格子ゲージ理論のトポロジーと深い関係が示唆される、
「Karoubiの定式化によるK理論」
について勉強会のご案内です。
物理の研究者を対象として、2名の数学者の方に講義をお願いしました。
みなさまのご参加を歓迎します。
日時: 2019年10月28日(月)
14:30-15:30, 15:45-16:45, 17:00-18:00
および 29日(火)
9:00-10:00, 10:15-11:15, 11:30-12:30,
13:30-14:30, 17:00-18:00 (free discussion)
場所: 大阪大学理学部H棟701号室
地図はこちらを参照 https://www.sci.osaka-u.ac.jp/ja/access/campusmap/
講義1「K理論とClifford代数」
講師:松尾信一郎氏(名大多元)
講義要旨:K理論とは,ベクトル束を使って幾何学的に定義されるコホモロジー理論であり,
D-ブレーンや位相的絶縁体の分類において物理でも使われた.
この講演では,K理論の使い方ではなく,K理論の構成そのものを物理学者向けに話したい.

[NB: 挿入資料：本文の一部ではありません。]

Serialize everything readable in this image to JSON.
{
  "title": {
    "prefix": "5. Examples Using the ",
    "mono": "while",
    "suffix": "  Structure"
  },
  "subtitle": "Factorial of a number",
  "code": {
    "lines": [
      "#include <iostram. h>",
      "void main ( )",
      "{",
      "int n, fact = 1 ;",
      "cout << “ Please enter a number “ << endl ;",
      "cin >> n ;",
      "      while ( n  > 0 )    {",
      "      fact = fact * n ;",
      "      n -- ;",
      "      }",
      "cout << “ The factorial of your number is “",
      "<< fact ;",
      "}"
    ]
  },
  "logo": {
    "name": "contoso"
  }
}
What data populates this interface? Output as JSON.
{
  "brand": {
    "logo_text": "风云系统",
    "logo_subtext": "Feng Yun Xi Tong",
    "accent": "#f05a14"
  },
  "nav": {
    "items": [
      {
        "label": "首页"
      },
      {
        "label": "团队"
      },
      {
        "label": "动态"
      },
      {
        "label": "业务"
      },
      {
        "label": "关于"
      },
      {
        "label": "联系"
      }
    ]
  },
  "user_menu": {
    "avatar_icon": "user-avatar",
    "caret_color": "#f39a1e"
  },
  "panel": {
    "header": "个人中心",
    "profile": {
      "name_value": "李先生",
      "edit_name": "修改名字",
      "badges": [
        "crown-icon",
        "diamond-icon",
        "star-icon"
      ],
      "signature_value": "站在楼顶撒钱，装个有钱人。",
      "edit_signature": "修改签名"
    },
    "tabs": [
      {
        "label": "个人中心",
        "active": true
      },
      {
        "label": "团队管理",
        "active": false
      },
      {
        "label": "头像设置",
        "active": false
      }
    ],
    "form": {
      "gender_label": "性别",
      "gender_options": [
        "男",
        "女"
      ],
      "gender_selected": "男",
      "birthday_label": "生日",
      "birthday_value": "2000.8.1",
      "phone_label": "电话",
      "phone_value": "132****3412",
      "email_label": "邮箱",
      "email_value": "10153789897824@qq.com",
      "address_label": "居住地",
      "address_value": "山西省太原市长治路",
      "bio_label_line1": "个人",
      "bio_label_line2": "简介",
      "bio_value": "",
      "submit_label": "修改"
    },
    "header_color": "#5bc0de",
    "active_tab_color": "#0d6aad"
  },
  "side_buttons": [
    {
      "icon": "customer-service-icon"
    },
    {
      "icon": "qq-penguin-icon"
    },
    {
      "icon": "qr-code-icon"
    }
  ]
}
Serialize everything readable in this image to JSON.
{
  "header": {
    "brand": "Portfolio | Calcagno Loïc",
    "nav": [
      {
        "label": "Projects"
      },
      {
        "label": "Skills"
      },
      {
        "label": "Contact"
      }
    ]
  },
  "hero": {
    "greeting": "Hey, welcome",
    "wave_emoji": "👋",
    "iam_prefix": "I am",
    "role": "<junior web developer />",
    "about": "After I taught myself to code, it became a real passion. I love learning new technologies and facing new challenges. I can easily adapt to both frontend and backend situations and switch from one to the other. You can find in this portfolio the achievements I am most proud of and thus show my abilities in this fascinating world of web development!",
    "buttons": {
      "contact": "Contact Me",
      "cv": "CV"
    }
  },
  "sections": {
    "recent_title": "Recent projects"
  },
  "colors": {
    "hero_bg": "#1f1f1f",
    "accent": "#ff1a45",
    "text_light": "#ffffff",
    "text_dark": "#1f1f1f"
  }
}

特に,普通によく見られるAtiyah-Hirzebruch流の方法ではなく,
KaroubiによるClifford代数の対称性を重視した方法を説明したい.
講義2「K理論の表示と有限次元性」
講師:古田幹雄氏(東大数理)
講演要旨:オーバーラップフェルミオンによる格子指数定理の定式化は、K群の要素の
有限次元の自由度を用いた表示を背景とすると考えられる。私の解説では、
K群の表示方法の2つの系列として、無限次元Hilbert空間が必要であるものと、
有限次元Hilbert空間のみで十分であるものとに対し、両者の関係と、
性格の対比に焦点をあてたい。Karoubiの方法は、後者である。
*若干の旅費補助ができる可能性があります。深谷英則(阪大)<hfukaya@het.phys.sci.osaka-u.ac.jp>までお問い合わせください。
*28日の夜に懇親会を予定しております。
*参加費無料(ただし参加人数が多い場合は茶菓子代を募るかもしれません。)
本勉強会企画の経緯説明:
阪大の深谷、大野木、山口が講師の古田氏、松尾氏、
京大数研の山下真由子氏と指数定理に関する共同研究を進めているのですが、
格子ゲージ理論における指数定理の理解について物理側が説明したところ、
古田氏により「数学的にも非常に興味深い。しかもオーバーラップフェルミオンの指数の
定式化はKaroubiによるK理論の定式化とそっくりである」
との指摘がありました。時空が離散化され一見トポロジカルな情報を失うように見える
格子ゲージ理論ですが、ひょっとしたらきちんとした数学で幾何学を展開できるかもしれません。
今回はその第一歩として、KaroubiのK理論、およびオーバーラップフェルミオンによる指数
との類似について理解を深めるため、この勉強会を企画しました。
格子ゲージ理論に興味のある方もそうでない方も歓迎します。